The wide-ranging education policy overhaul would affect everything from charters and recess to teacher contracts and virtual schooling.
After passing the House earlier in the afternoon, HB 7069 cleared the Senate 20-18, meaning one more no-vote would have killed it.
Three Republicans joined Democrats in opppsition, including state David Simmons, R-Altamonte Springs, who presented the bill in a tense debate on the Senate floor.
Simmons and his House counterpart, Rep. Manny Diaz, R-Hialeah, brokered a compromise that would speed up the timetable for public school turnarounds, create new incentives for proven charter school operators to come to Florida and offer nearly $140 million in grants to persistently low-performing public schools that want to offer wraparound services.
But Simmons said the bill would only supply those grants to 25 schools – or about an eighth of those that might qualify. And he said struggling schools would only have two years to shake their D and F grades from the state before they would face closure or charter conversions. He questioned whether that would be enough time. At one point, he said luring new charter schools to open in the vicinity of district schools that could eventually close would “lead to the potential of significant waste.”
As a result, he told fellow Senators: “Vote your conscience.” And he predicted there would be cleanup work to do when lawmakers resume committee hearings in September.
“We’re going to have to be back to to fix it,” he said during a debate that marked the final day of an extended legislative session.
Supporters of the measure, all of them Republicans, said there were worthwhile changes in the bill, which combined most of the high-profile education issues lawmakers had discussed during the spring lawmaking session.
Simmons noted the bill includes $30 million to fund roughly 2,700 Gardiner scholarships for children with special needs*. And Sen. Debbie Mayfield, R-Vero Beach, said it would advance goals she’d campaigned on, like cutting back standardized testing.
Other measures that got less attention, like expanding virual education eligibility and freeing the highest-performing traditional public schools from state regulations, had won support in both chambers from members of both parties.

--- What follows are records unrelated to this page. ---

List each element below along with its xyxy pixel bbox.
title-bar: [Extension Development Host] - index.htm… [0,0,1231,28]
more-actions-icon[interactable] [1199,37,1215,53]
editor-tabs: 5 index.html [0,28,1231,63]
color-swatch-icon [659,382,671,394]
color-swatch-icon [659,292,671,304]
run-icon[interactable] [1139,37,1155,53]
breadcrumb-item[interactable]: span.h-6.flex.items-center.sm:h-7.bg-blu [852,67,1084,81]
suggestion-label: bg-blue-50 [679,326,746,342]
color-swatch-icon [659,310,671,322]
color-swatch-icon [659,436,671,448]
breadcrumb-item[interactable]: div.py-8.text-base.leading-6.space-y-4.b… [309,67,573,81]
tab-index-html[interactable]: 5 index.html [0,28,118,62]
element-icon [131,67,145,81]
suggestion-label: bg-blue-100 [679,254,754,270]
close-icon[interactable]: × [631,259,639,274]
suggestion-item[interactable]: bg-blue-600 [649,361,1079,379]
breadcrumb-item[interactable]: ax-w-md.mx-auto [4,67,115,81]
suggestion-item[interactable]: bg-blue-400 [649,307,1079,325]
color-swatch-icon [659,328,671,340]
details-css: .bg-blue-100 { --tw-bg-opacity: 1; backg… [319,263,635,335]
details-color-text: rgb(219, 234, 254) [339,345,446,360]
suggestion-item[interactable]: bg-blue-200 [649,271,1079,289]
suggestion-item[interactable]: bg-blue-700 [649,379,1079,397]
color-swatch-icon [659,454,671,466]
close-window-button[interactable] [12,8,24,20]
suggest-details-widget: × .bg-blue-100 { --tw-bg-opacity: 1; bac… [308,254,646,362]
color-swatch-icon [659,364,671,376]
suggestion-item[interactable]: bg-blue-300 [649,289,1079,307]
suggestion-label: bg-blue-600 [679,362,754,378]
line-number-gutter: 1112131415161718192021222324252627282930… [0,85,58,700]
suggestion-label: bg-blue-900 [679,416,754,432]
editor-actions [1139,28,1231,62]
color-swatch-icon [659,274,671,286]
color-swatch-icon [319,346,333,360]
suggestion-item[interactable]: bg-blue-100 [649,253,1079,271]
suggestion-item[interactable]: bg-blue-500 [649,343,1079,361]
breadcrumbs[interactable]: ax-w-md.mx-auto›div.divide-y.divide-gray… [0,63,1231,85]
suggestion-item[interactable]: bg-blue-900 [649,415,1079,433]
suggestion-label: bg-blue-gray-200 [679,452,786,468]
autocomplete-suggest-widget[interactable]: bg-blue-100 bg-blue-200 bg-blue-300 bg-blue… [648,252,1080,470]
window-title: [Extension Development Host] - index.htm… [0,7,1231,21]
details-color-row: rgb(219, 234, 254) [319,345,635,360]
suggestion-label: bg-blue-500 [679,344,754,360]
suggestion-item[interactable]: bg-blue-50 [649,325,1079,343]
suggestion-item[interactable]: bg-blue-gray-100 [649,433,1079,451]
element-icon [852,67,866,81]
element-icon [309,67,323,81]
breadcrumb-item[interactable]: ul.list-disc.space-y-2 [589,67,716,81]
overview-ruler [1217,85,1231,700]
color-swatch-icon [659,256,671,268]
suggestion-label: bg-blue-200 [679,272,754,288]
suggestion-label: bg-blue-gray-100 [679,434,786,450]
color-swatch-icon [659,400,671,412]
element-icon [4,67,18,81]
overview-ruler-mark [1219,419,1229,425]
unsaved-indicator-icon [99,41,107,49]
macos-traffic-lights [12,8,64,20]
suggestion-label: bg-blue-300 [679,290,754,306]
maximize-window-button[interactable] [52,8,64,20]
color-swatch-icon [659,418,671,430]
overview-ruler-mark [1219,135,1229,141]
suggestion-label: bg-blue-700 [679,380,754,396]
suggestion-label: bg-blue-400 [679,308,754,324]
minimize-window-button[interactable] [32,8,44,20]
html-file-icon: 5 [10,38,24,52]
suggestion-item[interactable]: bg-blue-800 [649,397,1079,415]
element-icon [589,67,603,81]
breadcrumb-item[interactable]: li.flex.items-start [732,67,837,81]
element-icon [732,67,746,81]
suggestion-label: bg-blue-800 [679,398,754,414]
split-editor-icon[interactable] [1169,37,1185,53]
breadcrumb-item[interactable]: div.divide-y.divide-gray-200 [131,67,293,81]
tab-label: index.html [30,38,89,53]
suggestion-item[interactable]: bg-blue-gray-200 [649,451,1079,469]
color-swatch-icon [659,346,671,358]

Sen. Gary Farmer, D-Lighthouse Point, mounted some of the most forceful opposition to the package, which he called a “piece of junk” and a “monstrosity” that was “utterly offensive and repugnant.”

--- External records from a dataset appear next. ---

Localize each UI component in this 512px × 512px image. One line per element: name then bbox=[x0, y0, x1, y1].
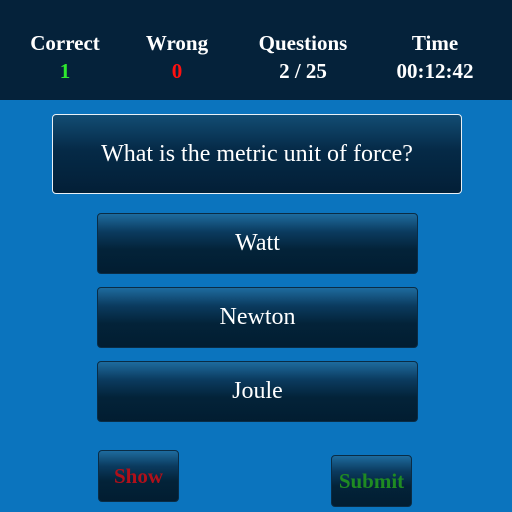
wrong-label: Wrong bbox=[145, 31, 209, 55]
wrong-count: 0 bbox=[171, 59, 183, 83]
elapsed-time: 00:12:42 bbox=[396, 59, 474, 83]
correct-label: Correct bbox=[30, 31, 100, 55]
questions-label: Questions bbox=[258, 31, 348, 55]
score-bar: Correct 1 Wrong 0 Questions 2 / 25 Time … bbox=[0, 0, 512, 100]
questions-progress: 2 / 25 bbox=[279, 59, 327, 83]
time-stat: Time 00:12:42 bbox=[380, 30, 490, 84]
question-box: What is the metric unit of force? bbox=[52, 114, 462, 194]
submit-button[interactable]: Submit bbox=[331, 455, 412, 507]
answer-label: Joule bbox=[232, 378, 283, 404]
submit-button-label: Submit bbox=[338, 468, 405, 493]
answer-label: Watt bbox=[235, 230, 280, 256]
correct-stat: Correct 1 bbox=[14, 30, 116, 84]
answer-option-watt[interactable]: Watt bbox=[97, 213, 418, 274]
time-label: Time bbox=[411, 31, 459, 55]
show-button[interactable]: Show bbox=[98, 450, 179, 502]
answer-option-newton[interactable]: Newton bbox=[97, 287, 418, 348]
show-button-label: Show bbox=[113, 463, 164, 488]
correct-count: 1 bbox=[59, 59, 71, 83]
answer-option-joule[interactable]: Joule bbox=[97, 361, 418, 422]
answer-label: Newton bbox=[219, 304, 296, 330]
questions-stat: Questions 2 / 25 bbox=[238, 30, 368, 84]
question-text: What is the metric unit of force? bbox=[101, 140, 413, 167]
wrong-stat: Wrong 0 bbox=[126, 30, 228, 84]
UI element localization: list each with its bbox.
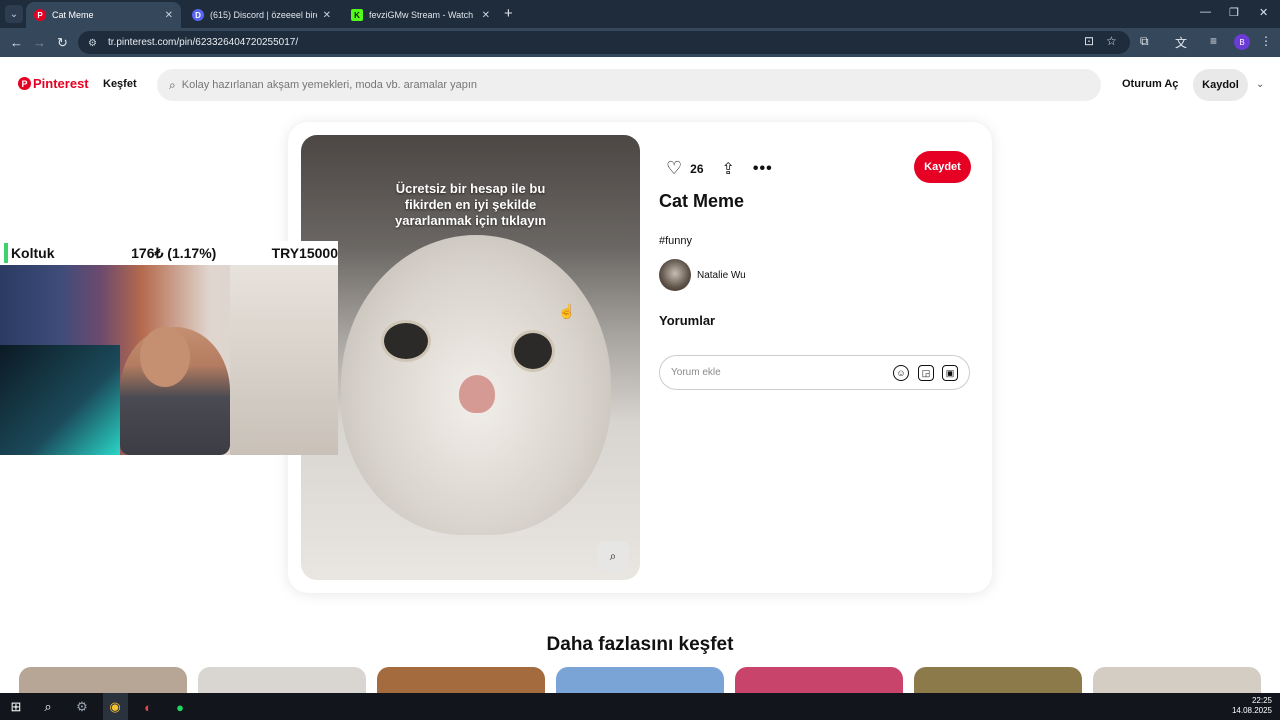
taskbar-search-icon[interactable]: ⌕ bbox=[39, 698, 57, 716]
url-text: tr.pinterest.com/pin/623326404720255017/ bbox=[108, 37, 299, 48]
browser-menu-icon[interactable]: ⋮ bbox=[1260, 34, 1272, 48]
kick-favicon-icon: K bbox=[351, 9, 363, 21]
cat-eye-left bbox=[381, 320, 431, 362]
webcam-monitor bbox=[0, 345, 120, 455]
search-icon: ⌕ bbox=[169, 77, 176, 92]
explore-more-heading: Daha fazlasını keşfet bbox=[546, 634, 734, 655]
cat-nose bbox=[459, 375, 495, 413]
windows-taskbar: ⊞ ⌕ ⚙ ◉ ◐ ● 22:25 14.08.2025 bbox=[0, 693, 1280, 720]
webcam-overlay bbox=[0, 265, 338, 455]
minimize-icon[interactable]: — bbox=[1200, 6, 1211, 18]
site-info-icon[interactable]: ⚙ bbox=[88, 38, 100, 49]
extensions-icon[interactable]: ⧉ bbox=[1140, 34, 1149, 49]
pinterest-logo-icon: P bbox=[18, 77, 31, 90]
search-input[interactable] bbox=[181, 79, 1062, 91]
webcam-person-head bbox=[140, 327, 190, 387]
visual-search-button[interactable]: ⌕ bbox=[597, 541, 629, 571]
signup-button[interactable]: Kaydol bbox=[1193, 69, 1248, 101]
comments-heading: Yorumlar bbox=[659, 313, 716, 328]
logo-text: Pinterest bbox=[33, 76, 89, 91]
address-bar[interactable]: ⚙ tr.pinterest.com/pin/62332640472025501… bbox=[78, 31, 1130, 54]
back-icon[interactable]: ← bbox=[10, 35, 23, 50]
signup-prompt-overlay[interactable]: Ücretsiz bir hesap ile bu fikirden en iy… bbox=[301, 181, 640, 229]
pin-actions: ♡ 26 ⇪ ••• bbox=[666, 158, 773, 179]
tab-title: fevziGMw Stream - Watch Live bbox=[369, 10, 476, 20]
share-icon[interactable]: ⇪ bbox=[722, 159, 735, 179]
more-options-icon[interactable]: ••• bbox=[753, 160, 773, 178]
taskbar-app-icon[interactable]: ◐ bbox=[139, 698, 157, 716]
author-name[interactable]: Natalie Wu bbox=[697, 270, 746, 281]
pinterest-header: P Pinterest Keşfet ⌕ Oturum Aç Kaydol ⌄ bbox=[0, 58, 1280, 112]
pin-title: Cat Meme bbox=[659, 191, 745, 211]
tab-search-button[interactable]: ⌄ bbox=[5, 5, 23, 23]
tab-discord[interactable]: D (615) Discord | özeeeel birey o ✕ bbox=[184, 2, 339, 28]
login-button[interactable]: Oturum Aç bbox=[1122, 78, 1178, 90]
goal-progress: 176₺ (1.17%) bbox=[131, 244, 217, 261]
goal-target: TRY15000 bbox=[271, 245, 338, 261]
cat-eye-right bbox=[511, 330, 555, 372]
explore-link[interactable]: Keşfet bbox=[103, 78, 137, 90]
profile-avatar[interactable]: B bbox=[1234, 34, 1250, 50]
comment-input[interactable] bbox=[671, 367, 891, 378]
pin-tag[interactable]: #funny bbox=[659, 235, 692, 247]
chrome-icon[interactable]: ◉ bbox=[106, 698, 124, 716]
bookmark-star-icon[interactable]: ☆ bbox=[1106, 34, 1117, 48]
reload-icon[interactable]: ↻ bbox=[57, 35, 68, 51]
windows-start-icon[interactable]: ⊞ bbox=[7, 698, 25, 716]
forward-icon[interactable]: → bbox=[33, 35, 46, 50]
restore-icon[interactable]: ❐ bbox=[1229, 6, 1239, 19]
install-app-icon[interactable]: ⊡ bbox=[1084, 34, 1094, 48]
goal-name: Koltuk bbox=[10, 245, 55, 261]
translate-icon[interactable]: 文 bbox=[1175, 34, 1187, 51]
discord-favicon-icon: D bbox=[192, 9, 204, 21]
cat-face bbox=[341, 235, 611, 535]
media-control-icon[interactable]: ≡ bbox=[1210, 34, 1217, 48]
clock-time: 22:25 bbox=[1251, 696, 1272, 705]
chevron-down-icon[interactable]: ⌄ bbox=[1256, 79, 1264, 90]
hand-cursor-icon: ☝ bbox=[558, 303, 576, 319]
tab-title: (615) Discord | özeeeel birey o bbox=[210, 10, 317, 20]
taskbar-app-icon[interactable]: ⚙ bbox=[73, 698, 91, 716]
close-window-icon[interactable]: ✕ bbox=[1259, 6, 1268, 19]
spotify-icon[interactable]: ● bbox=[171, 698, 189, 716]
pin-author[interactable]: Natalie Wu bbox=[659, 259, 746, 291]
author-avatar[interactable] bbox=[659, 259, 691, 291]
clock-date: 14.08.2025 bbox=[1231, 706, 1272, 715]
tab-title: Cat Meme bbox=[52, 10, 94, 20]
close-tab-icon[interactable]: ✕ bbox=[323, 10, 331, 21]
lens-icon: ⌕ bbox=[609, 548, 617, 563]
emoji-icon[interactable]: ☺ bbox=[893, 365, 909, 381]
webcam-wall bbox=[230, 265, 338, 455]
image-upload-icon[interactable]: ▣ bbox=[942, 365, 958, 381]
stream-goal-bar: Koltuk 176₺ (1.17%) TRY15000 bbox=[0, 241, 338, 265]
close-tab-icon[interactable]: ✕ bbox=[165, 10, 173, 21]
sticker-icon[interactable]: ◲ bbox=[918, 365, 934, 381]
pin-image[interactable]: Ücretsiz bir hesap ile bu fikirden en iy… bbox=[301, 135, 640, 580]
close-tab-icon[interactable]: ✕ bbox=[482, 10, 490, 21]
new-tab-icon[interactable]: + bbox=[504, 5, 513, 22]
goal-indicator bbox=[4, 243, 8, 263]
like-count: 26 bbox=[690, 161, 704, 176]
taskbar-clock[interactable]: 22:25 14.08.2025 bbox=[1232, 696, 1272, 716]
tab-kick-stream[interactable]: K fevziGMw Stream - Watch Live ✕ bbox=[343, 2, 498, 28]
pinterest-logo[interactable]: P Pinterest bbox=[18, 76, 89, 91]
heart-icon[interactable]: ♡ bbox=[666, 158, 682, 179]
pinterest-favicon-icon: P bbox=[34, 9, 46, 21]
comment-box[interactable]: ☺ ◲ ▣ bbox=[659, 355, 970, 390]
browser-tab-strip: ⌄ P Cat Meme ✕ D (615) Discord | özeeeel… bbox=[0, 0, 1280, 28]
save-button[interactable]: Kaydet bbox=[914, 151, 971, 183]
search-bar[interactable]: ⌕ bbox=[157, 69, 1101, 101]
browser-toolbar: ← → ↻ ⚙ tr.pinterest.com/pin/62332640472… bbox=[0, 28, 1280, 57]
tab-cat-meme[interactable]: P Cat Meme ✕ bbox=[26, 2, 181, 28]
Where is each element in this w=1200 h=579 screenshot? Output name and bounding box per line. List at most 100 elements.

The more-aggressive timetable for school districts to either turn low-performing schools around, close them or convert them to charters would “hasten the privatization of public education,” he argued, and the Legislature itself was to blame for the academic performance of schools it had “under-funded.” He tried unsuccessfully to get 278 pages of revisions to the bill ruled out of order.
The bill faced smoother sailing earlier in the day in the House, where leaders had championed the proposal and Speaker Richard Corcoran spent months calling on colleagues to “end failure factories.” It passed 73-36, roughly along party lines, with little debate and a Democrat (Roy Hardemon of Miami) in support.

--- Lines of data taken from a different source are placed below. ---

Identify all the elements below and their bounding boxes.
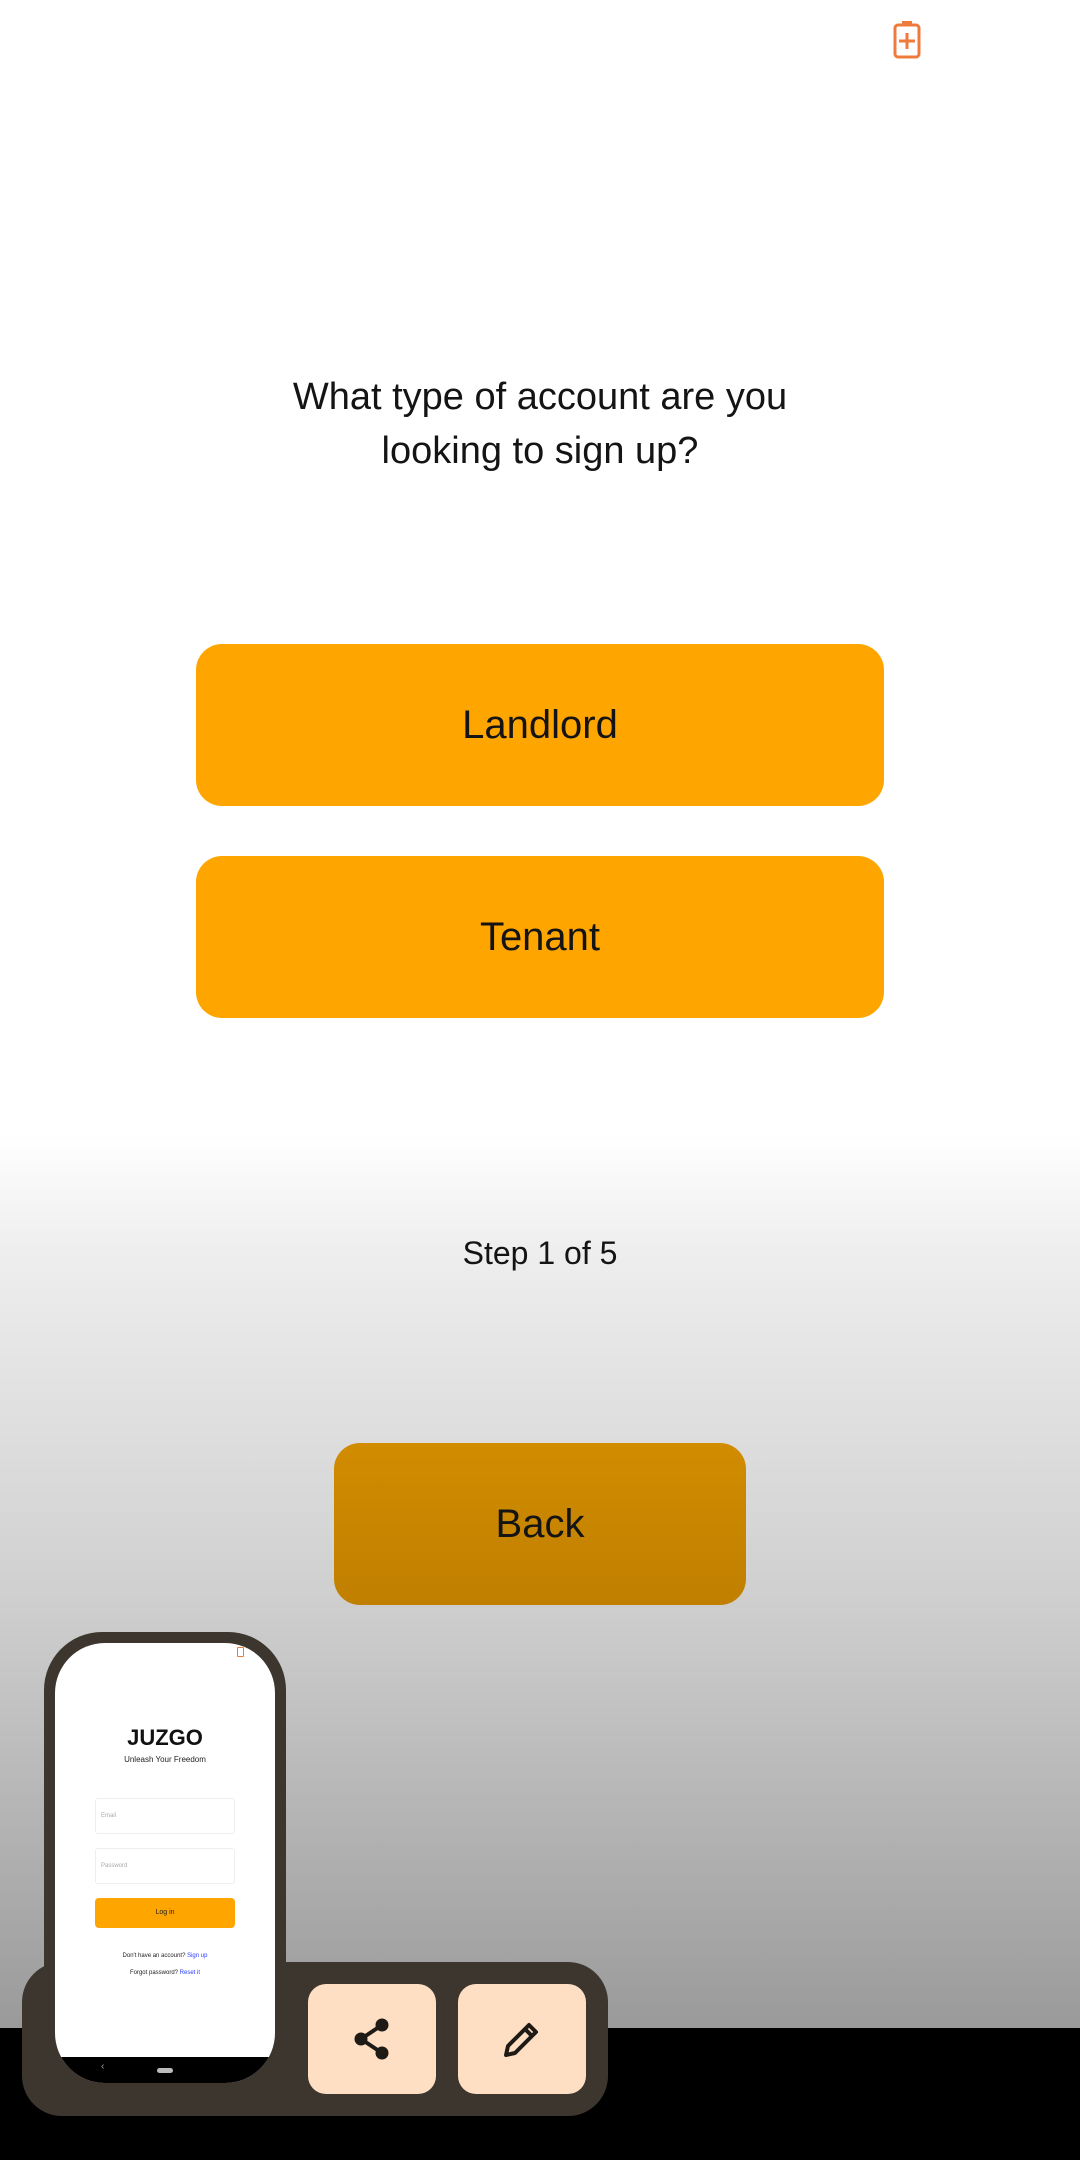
preview-nav-bar: ‹ <box>55 2057 275 2083</box>
preview-password-field: Password <box>95 1848 235 1884</box>
preview-forgot-text: Forgot password? <box>129 1970 178 1976</box>
landlord-button[interactable]: Landlord <box>196 644 884 806</box>
edit-button[interactable] <box>458 1984 586 2094</box>
landlord-button-label: Landlord <box>462 702 618 747</box>
screenshot-preview[interactable]: JUZGO Unleash Your Freedom Email Passwor… <box>55 1643 275 2083</box>
share-button[interactable] <box>308 1984 436 2094</box>
preview-home-pill <box>157 2068 173 2073</box>
preview-no-account-text: Don't have an account? <box>122 1953 186 1959</box>
preview-battery-icon <box>237 1647 244 1657</box>
tenant-button[interactable]: Tenant <box>196 856 884 1018</box>
step-indicator: Step 1 of 5 <box>462 1235 618 1271</box>
tenant-button-label: Tenant <box>479 914 601 959</box>
preview-tagline: Unleash Your Freedom <box>124 1755 206 1764</box>
back-button[interactable]: Back <box>334 1443 746 1605</box>
preview-login-button: Log in <box>95 1898 235 1928</box>
share-icon <box>354 2018 389 2060</box>
preview-app-title: JUZGO <box>127 1725 203 1750</box>
preview-reset-link: Reset it <box>179 1970 201 1976</box>
battery-charging-icon <box>893 21 921 59</box>
account-type-question: What type of account are you looking to … <box>292 376 788 472</box>
preview-email-field: Email <box>95 1798 235 1834</box>
preview-forgot-line: Forgot password? Reset it <box>55 1970 275 1976</box>
pencil-icon <box>504 2023 538 2057</box>
preview-back-icon: ‹ <box>101 2061 105 2072</box>
preview-signup-line: Don't have an account? Sign up <box>55 1953 275 1959</box>
preview-signup-link: Sign up <box>187 1953 208 1959</box>
back-button-label: Back <box>495 1501 585 1546</box>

In the Senate, as Simmons raised concerns about the specifics of the proposal, he noted the importance of wraparound services for children who might otherwise come to school hungry or without medical care. And he pointed to the success of KIPP charter schools and the SEED School of Miami, which extend their school days to help disadvantaged children succeed academically.
“The concept here of helping these children and doing this, I applaud and continue to applaud,” he said.
*Step Up For Students, which publishes this blog, helps administer Gardiner scholarships.